MORTALITY OUTCOMES IN HEPATORENAL SYNDROME: AN ANALYSIS OF RISK FACTORS AND PREDICTIVE SCORES AT TERTIARY CARE HOSPITAL.
PUMHS;2024:14:04,206-216. http://doi.org/10.46536/jpumhs/2024/14.04.580
Keywords:
Hepatorenal syndrome, mortality, MELD score, Child-Pugh score, risk factors, liver disease, prognostic markers.Abstract
BACKGROUND: Hepatorenal syndrome HRS is one of the severe complications of end
stage liver disease with an overall prognosis for poor functional renal failure. Despite
significant advances in diagnosis and management, the mortality rate has remained
surprisingly high. Many factors, such as systemic inflammation, infections, and comorbid
conditions, further worsen the disease process. In risk stratification, scoring systems such as
MELD and Child-Pugh scores help predict this. OBJECTIVES: This study aims to assess
mortality outcomes in patients with HRS, determine associated risk factors, and examine the
utility of predictive scores for prognostication. MATERIAL AND METHODS: A cross
sectional survey of 387 patients admitted with HRS in a tertiary care institution was
conducted. Demographic data, clinical presentation, biochemical parameters, and prognostic
scores MELD and Child- Pugh were obtained. Substratification was done according to the
HRS subtypes HRS-1 and HRS-2, and on severity scores. Mortality outcomes are subjected
to regional and international studies analyses. RESULTS: Of 387 patients, 56.84% had HRS
1 and 36.17% had HRS-2. The overall mortality rate was 54.78%. Higher mortality was
associated with advanced age, HRS-1, elevated MELD scores >19, and comorbidities such as
diabetes and infections. Patients with MELD >19 had a 48.32% mortality rate. Child-Pugh
Class C showed the highest mortality at 37.98%. Female patients exhibited slightly higher
mortality rates than males at 56.68% and 53.47%, respectively.
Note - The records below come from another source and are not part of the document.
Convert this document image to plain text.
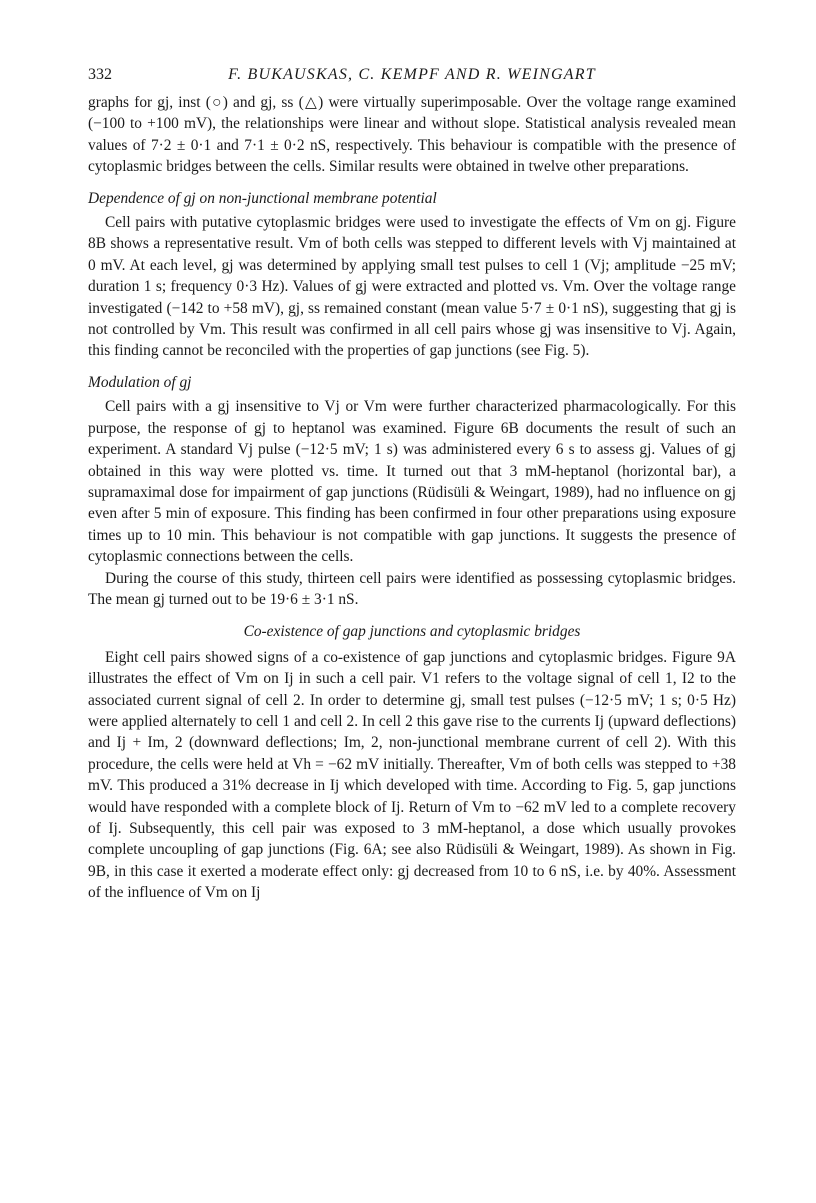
332	F. BUKAUSKAS, C. KEMPF AND R. WEINGART

graphs for gj, inst (○) and gj, ss (△) were virtually superimposable. Over the voltage range examined (−100 to +100 mV), the relationships were linear and without slope. Statistical analysis revealed mean values of 7·2 ± 0·1 and 7·1 ± 0·2 nS, respectively. This behaviour is compatible with the presence of cytoplasmic bridges between the cells. Similar results were obtained in twelve other preparations.

Dependence of gj on non-junctional membrane potential

Cell pairs with putative cytoplasmic bridges were used to investigate the effects of Vm on gj. Figure 8B shows a representative result. Vm of both cells was stepped to different levels with Vj maintained at 0 mV. At each level, gj was determined by applying small test pulses to cell 1 (Vj; amplitude −25 mV; duration 1 s; frequency 0·3 Hz). Values of gj were extracted and plotted vs. Vm. Over the voltage range investigated (−142 to +58 mV), gj, ss remained constant (mean value 5·7 ± 0·1 nS), suggesting that gj is not controlled by Vm. This result was confirmed in all cell pairs whose gj was insensitive to Vj. Again, this finding cannot be reconciled with the properties of gap junctions (see Fig. 5).

Modulation of gj

Cell pairs with a gj insensitive to Vj or Vm were further characterized pharmacologically. For this purpose, the response of gj to heptanol was examined. Figure 6B documents the result of such an experiment. A standard Vj pulse (−12·5 mV; 1 s) was administered every 6 s to assess gj. Values of gj obtained in this way were plotted vs. time. It turned out that 3 mM-heptanol (horizontal bar), a supramaximal dose for impairment of gap junctions (Rüdisüli & Weingart, 1989), had no influence on gj even after 5 min of exposure. This finding has been confirmed in four other preparations using exposure times up to 10 min. This behaviour is not compatible with gap junctions. It suggests the presence of cytoplasmic connections between the cells.

During the course of this study, thirteen cell pairs were identified as possessing cytoplasmic bridges. The mean gj turned out to be 19·6 ± 3·1 nS.

Co-existence of gap junctions and cytoplasmic bridges

Eight cell pairs showed signs of a co-existence of gap junctions and cytoplasmic bridges. Figure 9A illustrates the effect of Vm on Ij in such a cell pair. V1 refers to the voltage signal of cell 1, I2 to the associated current signal of cell 2. In order to determine gj, small test pulses (−12·5 mV; 1 s; 0·5 Hz) were applied alternately to cell 1 and cell 2. In cell 2 this gave rise to the currents Ij (upward deflections) and Ij + Im, 2 (downward deflections; Im, 2, non-junctional membrane current of cell 2). With this procedure, the cells were held at Vh = −62 mV initially. Thereafter, Vm of both cells was stepped to +38 mV. This produced a 31% decrease in Ij which developed with time. According to Fig. 5, gap junctions would have responded with a complete block of Ij. Return of Vm to −62 mV led to a complete recovery of Ij. Subsequently, this cell pair was exposed to 3 mM-heptanol, a dose which usually provokes complete uncoupling of gap junctions (Fig. 6A; see also Rüdisüli & Weingart, 1989). As shown in Fig. 9B, in this case it exerted a moderate effect only: gj decreased from 10 to 6 nS, i.e. by 40%. Assessment of the influence of Vm on Ij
CONCLUSION: Mortality
among HRS patients remains a fatal complication of liver disease, with comorbidities and
severity of the clinical manifestation influencing mortality. MELD and Child-Pugh scores are
essentially useful tools in risk assessment. Early intervention to prioritize transplantation is
also significant for better outcomes.